No entanto, a avaliação destes instrumentos, segundo um critério de compatibilidade com o PPP, mostra-se mais eficaz se agruparmos os instrumentos em tipos, tal como faz MARIA ALEXANDRA DE SOUSA ARAGÃO. Numa primeira acepção, teríamos dois grandes grupos de instrumentos, os instrumentos preventivos e os instrumentos repressivos porém, só os instrumentos preventivos[12] se apresentam como adequados para aplicar o PPP.

Porém, entre os instrumentos preventivos, apenas as “subvenções e ajudas monetárias ou em espécie” não são conformes com o PPP isto porque, e tal como entende a maioria da doutrina[13],” o Estado passaria a pagar ao poluidor um valor que corresponderia à quantidade de poluição que este deixaria de produzir (traduzindo-se isto na concessão de um beneficio fiscal ao poluidor pela abstenção/ redução ou eliminação da poluição que produz)[14].

Suscitando-se novamente a questão se estamos perante um direito do poluidor a poluir e mais uma vez a resposta a esta questão apresenta-se negativa.

Contudo, mostra-se pertinente perguntar se este benefício fiscal concedido pelo Estado não desincentiva os agentes a tomarem medidas pro ambiente?

À primeira vista, os benefícios fiscais ambientais podem ser entendidos como instrumentos de estímulo positivo que, por meio da diminuição ou até mesmo da supressão da carga tributária, buscam incentivar a alteração de comportamento dos agentes poluidores.

No entanto, na maioria dos casos o imposto (ou taxa) a pagar pelas externalidades negativas causadas pelo agente poluidor, não tem qualquer efeito na consciencialização do agente para as questões ambientais e para fazer cumprir a tarefa da protecção do ambiente e da qualidade de vida. Isto porque, para as grandes empresas e indústrias fazendo uma ponderação do custo- benefício em adoptar medidas mais “amigas” do ambiente, a opção de nada fazer apresenta-se bem mais vantajosa do que qualquer outra.

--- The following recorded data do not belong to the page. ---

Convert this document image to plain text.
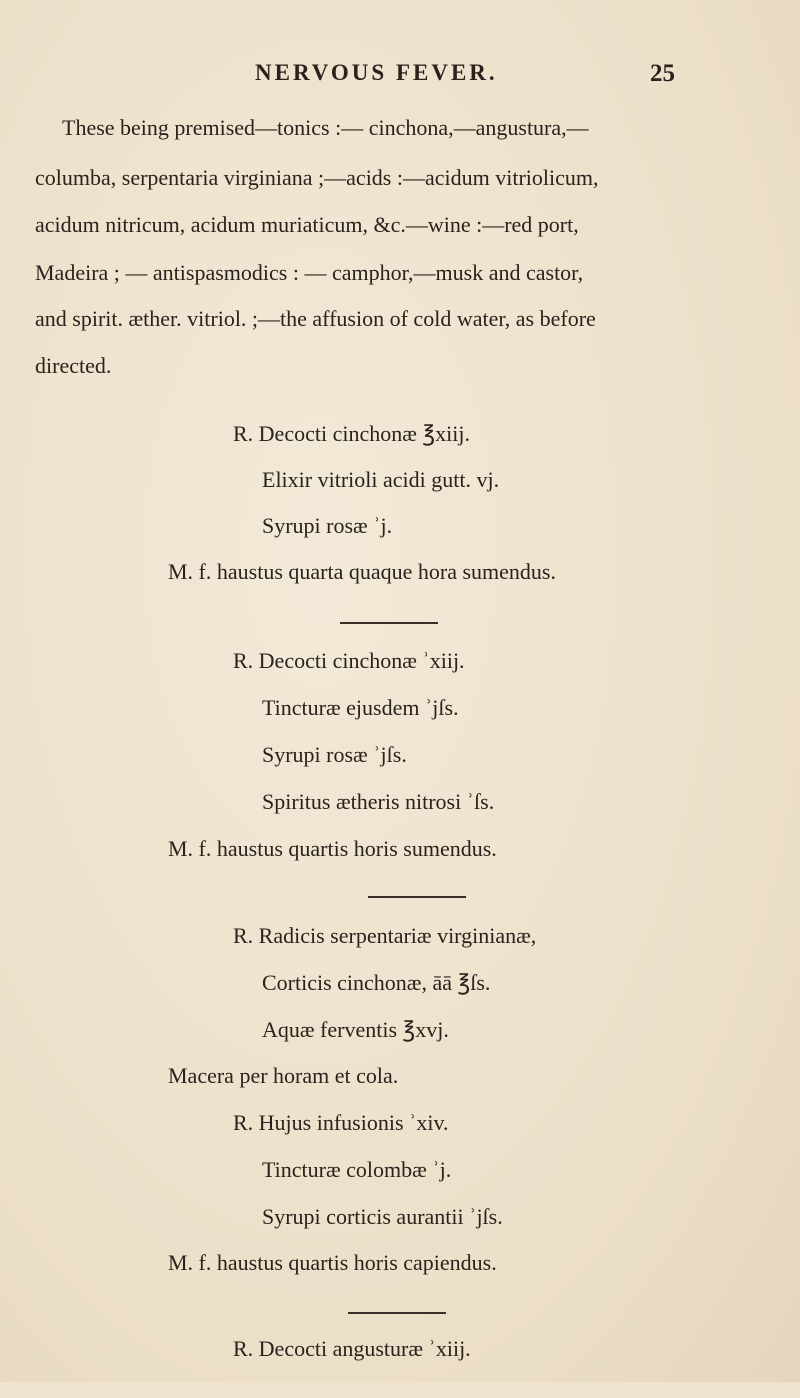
NERVOUS FEVER.	25
These being premised—tonics :— cinchona,—angustura,—
columba, serpentaria virginiana ;—acids :—acidum vitriolicum,
acidum nitricum, acidum muriaticum, &c.—wine :—red port,
Madeira ; — antispasmodics : — camphor,—musk and castor,
and spirit. æther. vitriol. ;—the affusion of cold water, as before
directed.
R. Decocti cinchonæ ℥xiij.
Elixir vitrioli acidi gutt. vj.
Syrupi rosæ ʾj.
M. f. haustus quarta quaque hora sumendus.
R. Decocti cinchonæ ʾxiij.
Tincturæ ejusdem ʾjſs.
Syrupi rosæ ʾjſs.
Spiritus ætheris nitrosi ʾſs.
M. f. haustus quartis horis sumendus.
R. Radicis serpentariæ virginianæ,
Corticis cinchonæ, āā ℥ſs.
Aquæ ferventis ℥xvj.
Macera per horam et cola.
R. Hujus infusionis ʾxiv.
Tincturæ colombæ ʾj.
Syrupi corticis aurantii ʾjſs.
M. f. haustus quartis horis capiendus.
R. Decocti angusturæ ʾxiij.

Desta forma, não se pode permitir que os agentes poluidores tratem com leviandade a tarefa de protecção do ambiente, julgando que os actos por ele perpetrados não têm quaisquer consequências para o meio ambiente (uma vez que isto gera no agente poluidor um sentimento de impunibilidade) sendo necessário, se não imperativo, concretizar ainda mais e melhor o Principio do Poluidor-Pagador para que este possa cumprir de forma eficaz as suas vocações preventivas e repressivas, coisa que não se tem verificado.

Não obstante tudo o que foi dito, se considerarmos que o PPP engloba ainda os instrumentos da responsabilidade civil objectiva por danos causados ao ambiente e a responsabilidade penal e contra-ordenacional em matéria ambiental, podemos dizer que o PPP tem na legislação portuguesa mais ampla consagração necessitando tão e somente de uma melhor delimitação e concretização para assim atingir os seus fins de protecção e prevenção do meio ambiente.

 

 

 

 


 

BIBLIOGRAFIA

- AMADO GOMES, Carla, Introdução ao Direito do Ambiente, AAFDL, 2012.

- ARAGÃO, Maria Alexandra de Sousa – Boletim da Faculdade de Direito da Universidade de Coimbra, O Princípio do Poluidor Pagador Pedra Angular da Política Comunitária do Ambiente Coimbra Editora 1997;

- PEREIRA DA SILVA, Vasco, Verde Cor de Direito - Lições de Direito do Ambiente, Almedina, 2002.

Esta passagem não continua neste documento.